Nikolai Chernyshevskii and Ayn Rand: Russian Nihilism Travels to America argues that the core commitments of the nihilist movement of the 1860’s made their way to 20th century America via the thought of Ayn Rand. While mid-nineteenth-century Russian nihilism has generally been seen as part of a radical tradition that culminated in the Bolshevik Revolution of 1917, the author argues that nihilism’s intellectual trajectory was in fact quite different. Analysis of such sources as Nikolai Chernyshevskii’s What is to Be Done? (1863) and Ayn Rand’s Atlas Shrugged (1957), archival research in Rand’s papers, and broad attention to late-nineteenth century Russian intellectual history all lead the author to conclude that nihilism’s legacy is deeply implicated in one of America’s most widely-read philosophers of capitalism and libertarian freedom.
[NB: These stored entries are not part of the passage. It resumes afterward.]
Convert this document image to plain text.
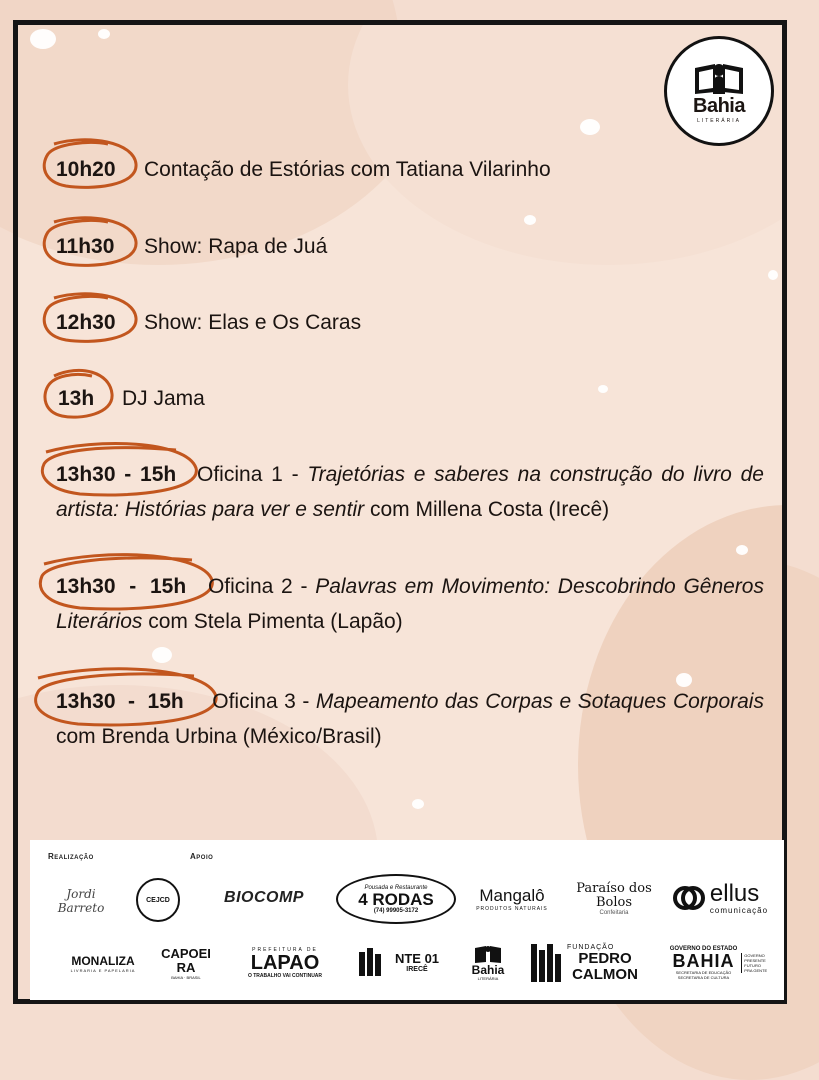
Bahia
LITERÁRIA
10h20 Contação de Estórias com Tatiana Vilarinho
11h30 Show: Rapa de Juá
12h30 Show: Elas e Os Caras
13h DJ Jama
13h30 - 15h Oficina 1 - Trajetórias e saberes na construção do livro de artista: Histórias para ver e sentir com Millena Costa (Irecê)
13h30 - 15h Oficina 2 - Palavras em Movimento: Descobrindo Gêneros Literários com Stela Pimenta (Lapão)
13h30 - 15h Oficina 3 - Mapeamento das Corpas e Sotaques Corporais com Brenda Urbina (México/Brasil)
Realização	Apoio
Jordi Barreto
CEJCD	BIOCOMP
Pousada e Restaurante
4 RODAS
(74) 99905-3172
Mangalô
PRODUTOS NATURAIS
Paraíso dos Bolos
Confeitaria
ellus
comunicação
MONALIZA
LIVRARIA E PAPELARIA
CAPOEIRA
BAHIA · BRASIL
PREFEITURA DE
LAPAO
O TRABALHO VAI CONTINUAR
NTE 01
IRECÊ	Bahia
LITERÁRIA
FUNDAÇÃO
PEDRO CALMON
GOVERNO DO ESTADO
BAHIA
SECRETARIA DE EDUCAÇÃO
SECRETARIA DE CULTURA
GOVERNO PRESENTE FUTURO PRA GENTE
Spell Sisters Sophia the Flame Sister

Spell Sisters  Sophia the Flame Sister
Author: Amber Castle
Publsiher: Simon and Schuster
Total Pages: 101
Release: 2012-03-01
Genre: Juvenile Fiction
ISBN: 9780857076908

Download Spell Sisters Sophia the Flame Sister Book in PDF, Epub and Kindle

When eleven-year-old Gwen ventures into the forest beyond her castle home she comes across the magical island of Avalon and her life changes forever. The lady of the lake, Nineve, asks Gwen to embark on a quest to protect the enchanted island of Avalon from the evil sorceress Morgana la Fay. Morgana has imprisoned the eight Spell Sisters of Avalon throughout the kingdom and stolen their magical powers. It's up to Gwen, her best friend Flora and a very special horse named Moonlight to find the sisters and return them to Avalon before its magic is lost forever. In this first adventure Gwen and Flora search for Sophia the Flame Sister who Morgana has imprisoned in an enchanted forest. Can the girls save her and help to restore the magic of fire to Avalon?

Heterodox Shakespeare

Heterodox Shakespeare
Author: Sean Benson
Publsiher: Rowman & Littlefield
Total Pages: 175
Release: 2017-02-09
Genre: Literary Criticism
ISBN: 9781683930266

Download Heterodox Shakespeare Book in PDF, Epub and Kindle

The last quarter century has seen a “turn to religion” in Shakespeare studies as well as competing assertions by secular critics that Shakespeare’s plays reflect profound skepticism and even dismissal of the truth claims of revealed religion. This divide, though real, obscures the fact that Shakespeare often embeds both readings within the same play. This book is the first to propose an accommodation between religious and secular readings of the plays. Benson argues that Shakespeare was neither a mere debunker of religious orthodoxies nor their unquestioning champion. Religious inquiry in his plays is capacious enough to explore religious orthodoxy and unorthodoxy, everything from radical belief and the need to tolerate religious dissent to the possibility of God’s nonexistence. Shakespeare’s willingness to explore all aspects of religious and secular life, often simultaneously, is a mark of his tremendous intellectual range. Taking the heterodox as his focus, Benson examines five figures and ideas on the margins of the post-Reformation English church: nonconforming puritans such as Malvolio as well as physical revenants—the walking dead—whom Shakespeare alludes to and features so tantalizingly in Hamlet. Benson applies what Keats called Shakespeare’s “negative capability”—his ability to treat both sides of an issue equally and without prejudice—to show that Shakespeare considers possible worlds where God is intimately involved in the lives of persons and, in the very same play, a world in which God may not even exist. Benson demonstrates both that the range of Shakespeare’s investigation of religious questions is more daring than has previously been thought, and that the distinction between the sacred and the profane, between the orthodox and the unorthodox, is one that Shakespeare continually engages.